I’m Stuffed: the importance of full file in alternative credit

I’m Stuffed: the importance of full file in alternative credit

The House Financial Services subcommittee contemplated a new Act today.  It goes by H.R.6363, but its friends know it as Credit Access and Inclusion Act. Basically, it encourages utilities to report to the credit bureaus information about whether I pay, or do not pay said utility on time.  This is interesting because usually utilities (and many others) only report “derogatory” information, or only when I don’t pay on time.  This Act recognizes the importance of nontraditional data for millions of Americans and that the majority who pay on time never get the benefit of doing so, if only non-payment is reported.

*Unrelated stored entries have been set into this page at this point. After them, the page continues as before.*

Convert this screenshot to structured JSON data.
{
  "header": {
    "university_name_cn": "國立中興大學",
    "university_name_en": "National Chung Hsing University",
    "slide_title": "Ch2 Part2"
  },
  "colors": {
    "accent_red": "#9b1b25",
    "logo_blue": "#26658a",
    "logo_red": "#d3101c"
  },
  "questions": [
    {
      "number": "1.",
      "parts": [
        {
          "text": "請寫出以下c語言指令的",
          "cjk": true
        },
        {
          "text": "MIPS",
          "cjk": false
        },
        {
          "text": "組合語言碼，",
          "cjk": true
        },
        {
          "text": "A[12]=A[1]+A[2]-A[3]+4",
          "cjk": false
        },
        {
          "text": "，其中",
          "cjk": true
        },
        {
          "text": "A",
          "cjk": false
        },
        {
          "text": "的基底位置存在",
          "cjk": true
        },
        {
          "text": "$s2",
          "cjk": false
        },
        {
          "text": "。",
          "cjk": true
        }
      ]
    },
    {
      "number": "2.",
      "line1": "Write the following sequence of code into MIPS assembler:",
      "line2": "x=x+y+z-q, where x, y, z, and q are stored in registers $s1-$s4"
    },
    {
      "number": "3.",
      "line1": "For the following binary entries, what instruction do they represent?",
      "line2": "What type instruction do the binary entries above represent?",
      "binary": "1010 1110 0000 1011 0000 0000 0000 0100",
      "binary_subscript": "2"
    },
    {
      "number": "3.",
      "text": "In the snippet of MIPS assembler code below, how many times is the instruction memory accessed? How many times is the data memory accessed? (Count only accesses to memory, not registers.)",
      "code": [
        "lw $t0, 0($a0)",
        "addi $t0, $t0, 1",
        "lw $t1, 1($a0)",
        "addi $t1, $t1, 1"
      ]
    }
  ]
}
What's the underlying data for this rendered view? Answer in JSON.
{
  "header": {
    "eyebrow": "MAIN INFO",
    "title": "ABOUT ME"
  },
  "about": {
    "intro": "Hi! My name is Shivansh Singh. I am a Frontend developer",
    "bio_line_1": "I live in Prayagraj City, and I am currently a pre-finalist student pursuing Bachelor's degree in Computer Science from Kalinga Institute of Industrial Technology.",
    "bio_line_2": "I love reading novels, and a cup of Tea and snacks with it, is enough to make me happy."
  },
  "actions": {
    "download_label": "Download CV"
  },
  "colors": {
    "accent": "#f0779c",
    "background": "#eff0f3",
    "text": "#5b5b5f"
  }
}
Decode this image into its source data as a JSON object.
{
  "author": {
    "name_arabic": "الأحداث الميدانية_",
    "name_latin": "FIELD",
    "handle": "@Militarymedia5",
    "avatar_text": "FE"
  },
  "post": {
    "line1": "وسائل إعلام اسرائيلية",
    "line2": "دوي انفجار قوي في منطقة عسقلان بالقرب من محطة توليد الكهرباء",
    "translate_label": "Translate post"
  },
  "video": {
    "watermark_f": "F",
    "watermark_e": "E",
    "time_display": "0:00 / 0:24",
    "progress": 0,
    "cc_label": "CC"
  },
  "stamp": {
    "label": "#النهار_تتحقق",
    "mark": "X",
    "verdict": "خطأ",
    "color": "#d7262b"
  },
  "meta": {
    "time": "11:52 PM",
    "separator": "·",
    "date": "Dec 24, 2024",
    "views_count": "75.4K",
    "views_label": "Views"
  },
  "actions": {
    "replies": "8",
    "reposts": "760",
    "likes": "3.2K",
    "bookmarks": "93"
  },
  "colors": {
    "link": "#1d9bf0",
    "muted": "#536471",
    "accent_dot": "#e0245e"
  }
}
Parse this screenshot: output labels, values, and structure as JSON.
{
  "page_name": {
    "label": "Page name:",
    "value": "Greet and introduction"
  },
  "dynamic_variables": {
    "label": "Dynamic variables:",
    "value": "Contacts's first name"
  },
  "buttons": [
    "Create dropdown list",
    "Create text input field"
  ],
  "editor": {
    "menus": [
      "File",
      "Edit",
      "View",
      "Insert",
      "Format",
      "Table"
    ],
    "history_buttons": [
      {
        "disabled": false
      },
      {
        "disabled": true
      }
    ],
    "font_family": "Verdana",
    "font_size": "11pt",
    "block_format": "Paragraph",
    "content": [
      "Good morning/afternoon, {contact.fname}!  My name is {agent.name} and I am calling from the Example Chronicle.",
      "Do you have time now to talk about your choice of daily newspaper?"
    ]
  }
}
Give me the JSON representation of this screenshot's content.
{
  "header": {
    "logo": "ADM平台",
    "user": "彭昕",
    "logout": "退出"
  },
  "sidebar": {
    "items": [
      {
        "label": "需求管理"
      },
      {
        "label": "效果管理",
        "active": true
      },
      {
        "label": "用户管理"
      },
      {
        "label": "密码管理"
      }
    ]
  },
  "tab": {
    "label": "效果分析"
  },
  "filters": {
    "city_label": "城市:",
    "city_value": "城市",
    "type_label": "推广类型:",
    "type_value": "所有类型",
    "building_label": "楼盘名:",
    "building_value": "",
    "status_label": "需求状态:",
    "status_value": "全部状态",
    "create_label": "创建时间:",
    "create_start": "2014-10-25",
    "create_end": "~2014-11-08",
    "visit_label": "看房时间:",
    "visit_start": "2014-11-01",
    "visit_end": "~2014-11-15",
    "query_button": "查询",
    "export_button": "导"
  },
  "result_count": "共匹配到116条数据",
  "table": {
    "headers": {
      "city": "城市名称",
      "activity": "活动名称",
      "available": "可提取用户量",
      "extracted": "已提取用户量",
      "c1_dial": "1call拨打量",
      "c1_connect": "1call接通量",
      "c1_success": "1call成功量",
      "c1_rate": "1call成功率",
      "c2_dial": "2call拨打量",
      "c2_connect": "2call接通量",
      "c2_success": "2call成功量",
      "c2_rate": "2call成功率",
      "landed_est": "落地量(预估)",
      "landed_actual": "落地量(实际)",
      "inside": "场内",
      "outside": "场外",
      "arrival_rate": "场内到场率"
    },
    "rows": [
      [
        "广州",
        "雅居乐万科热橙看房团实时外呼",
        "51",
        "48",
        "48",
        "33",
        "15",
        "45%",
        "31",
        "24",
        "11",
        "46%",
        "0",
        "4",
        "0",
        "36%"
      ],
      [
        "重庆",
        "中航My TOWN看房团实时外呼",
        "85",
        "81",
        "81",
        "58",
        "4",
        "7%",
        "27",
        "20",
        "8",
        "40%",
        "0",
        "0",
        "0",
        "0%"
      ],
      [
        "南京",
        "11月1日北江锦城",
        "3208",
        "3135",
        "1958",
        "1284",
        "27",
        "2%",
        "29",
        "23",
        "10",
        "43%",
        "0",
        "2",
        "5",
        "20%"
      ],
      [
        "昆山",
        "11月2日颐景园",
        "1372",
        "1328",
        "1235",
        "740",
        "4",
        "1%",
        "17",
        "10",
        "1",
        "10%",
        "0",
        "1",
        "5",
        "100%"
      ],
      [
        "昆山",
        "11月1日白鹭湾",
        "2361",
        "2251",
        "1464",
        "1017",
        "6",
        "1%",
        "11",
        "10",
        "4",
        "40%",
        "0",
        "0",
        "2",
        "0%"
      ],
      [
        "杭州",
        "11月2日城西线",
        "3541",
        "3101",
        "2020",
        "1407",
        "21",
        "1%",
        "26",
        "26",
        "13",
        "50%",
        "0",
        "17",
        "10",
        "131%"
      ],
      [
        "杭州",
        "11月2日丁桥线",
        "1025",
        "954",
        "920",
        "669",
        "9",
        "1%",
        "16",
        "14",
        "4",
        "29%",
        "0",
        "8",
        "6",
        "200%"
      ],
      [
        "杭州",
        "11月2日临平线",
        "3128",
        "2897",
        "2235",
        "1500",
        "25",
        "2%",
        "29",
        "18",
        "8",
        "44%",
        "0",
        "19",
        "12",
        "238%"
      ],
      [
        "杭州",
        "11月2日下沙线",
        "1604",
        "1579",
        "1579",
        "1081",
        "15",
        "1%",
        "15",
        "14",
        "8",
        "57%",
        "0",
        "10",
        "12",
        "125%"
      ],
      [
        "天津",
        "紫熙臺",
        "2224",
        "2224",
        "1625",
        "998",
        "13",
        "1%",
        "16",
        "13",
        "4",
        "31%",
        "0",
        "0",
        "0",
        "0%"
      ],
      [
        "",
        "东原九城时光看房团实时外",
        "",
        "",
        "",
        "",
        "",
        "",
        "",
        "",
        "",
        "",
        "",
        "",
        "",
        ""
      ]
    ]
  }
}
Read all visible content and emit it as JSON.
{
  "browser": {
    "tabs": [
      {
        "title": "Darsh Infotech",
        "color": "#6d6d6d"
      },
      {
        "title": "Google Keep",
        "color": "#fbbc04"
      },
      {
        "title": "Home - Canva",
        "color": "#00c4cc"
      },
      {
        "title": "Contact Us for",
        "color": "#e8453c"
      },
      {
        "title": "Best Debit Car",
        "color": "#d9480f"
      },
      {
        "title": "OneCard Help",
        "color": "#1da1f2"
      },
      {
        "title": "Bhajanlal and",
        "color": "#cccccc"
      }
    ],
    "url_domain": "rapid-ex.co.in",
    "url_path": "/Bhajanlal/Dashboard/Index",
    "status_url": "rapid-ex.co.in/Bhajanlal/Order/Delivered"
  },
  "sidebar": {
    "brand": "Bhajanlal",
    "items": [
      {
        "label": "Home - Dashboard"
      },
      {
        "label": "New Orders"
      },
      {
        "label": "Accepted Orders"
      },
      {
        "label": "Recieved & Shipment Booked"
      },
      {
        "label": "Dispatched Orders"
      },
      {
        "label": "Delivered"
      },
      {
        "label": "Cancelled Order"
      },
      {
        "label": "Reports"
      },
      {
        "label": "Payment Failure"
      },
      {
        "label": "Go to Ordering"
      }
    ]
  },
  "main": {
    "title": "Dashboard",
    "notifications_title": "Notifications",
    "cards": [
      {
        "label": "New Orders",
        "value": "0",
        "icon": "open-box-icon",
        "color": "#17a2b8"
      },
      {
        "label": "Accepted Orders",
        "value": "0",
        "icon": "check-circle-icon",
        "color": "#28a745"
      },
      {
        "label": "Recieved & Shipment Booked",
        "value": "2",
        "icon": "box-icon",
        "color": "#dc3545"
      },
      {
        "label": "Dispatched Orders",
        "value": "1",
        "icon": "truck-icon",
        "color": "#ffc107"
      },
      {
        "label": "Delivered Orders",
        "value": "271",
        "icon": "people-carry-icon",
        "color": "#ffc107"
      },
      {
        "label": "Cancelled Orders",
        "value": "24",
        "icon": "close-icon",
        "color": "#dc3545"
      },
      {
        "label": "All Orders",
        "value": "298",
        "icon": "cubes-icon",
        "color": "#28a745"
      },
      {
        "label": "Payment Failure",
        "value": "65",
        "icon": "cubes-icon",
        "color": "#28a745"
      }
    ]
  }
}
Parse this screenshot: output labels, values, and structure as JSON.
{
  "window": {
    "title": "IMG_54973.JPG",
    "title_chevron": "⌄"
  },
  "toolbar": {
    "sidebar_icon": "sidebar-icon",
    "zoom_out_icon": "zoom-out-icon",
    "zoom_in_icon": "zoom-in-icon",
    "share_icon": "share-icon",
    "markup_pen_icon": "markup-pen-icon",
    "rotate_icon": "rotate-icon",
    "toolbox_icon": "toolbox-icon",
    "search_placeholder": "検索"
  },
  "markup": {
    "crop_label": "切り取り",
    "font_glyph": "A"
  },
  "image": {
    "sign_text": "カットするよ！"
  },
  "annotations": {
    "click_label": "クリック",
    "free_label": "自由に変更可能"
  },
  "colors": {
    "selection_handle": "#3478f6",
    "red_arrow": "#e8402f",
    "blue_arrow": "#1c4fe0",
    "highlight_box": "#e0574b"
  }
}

About 80 million Americans don’t have a lot of information about them at the credit bureaus.  This means they aren’t able to get mainstream credit, and more likely to enjoy obstacles when renting an apartment, applying for a job and seeking insurance.  This is a big bummer for millions and millions of responsible people who don’t happen to have enough “trade lines” at the big three bureaus (TransUnion, Equifax and Experian).  It’s also a big bummer for lenders (and landlords and insurers) who can’t approve these people in an automated fashion, for lack of this traditional data.

Enter non-traditional, alternative, data.  Predictive. Potentially inclusive – but often not.  Unless utilities, and other alternative data providers, report “full file” – or both positive and negative behavior – most of these new data will only benefit the industry, but not many consumers (unless, of course, the new data are used in a waterfall, see below).

The point is not to approve bad risk consumers.  The point is to dramatically improve our ability to determine who is a good or bad risk.  This will benefit millions of consumers and represent new business to industry.  Some innovators in this field are Experian (which recently launched a new First View alternative score), L2C (in which Core has an investment), LexisNexis (which uses a ton public record data), Zest Finance (which is also an online lender), Sociogramics (focused on social media data), and DemystData (same).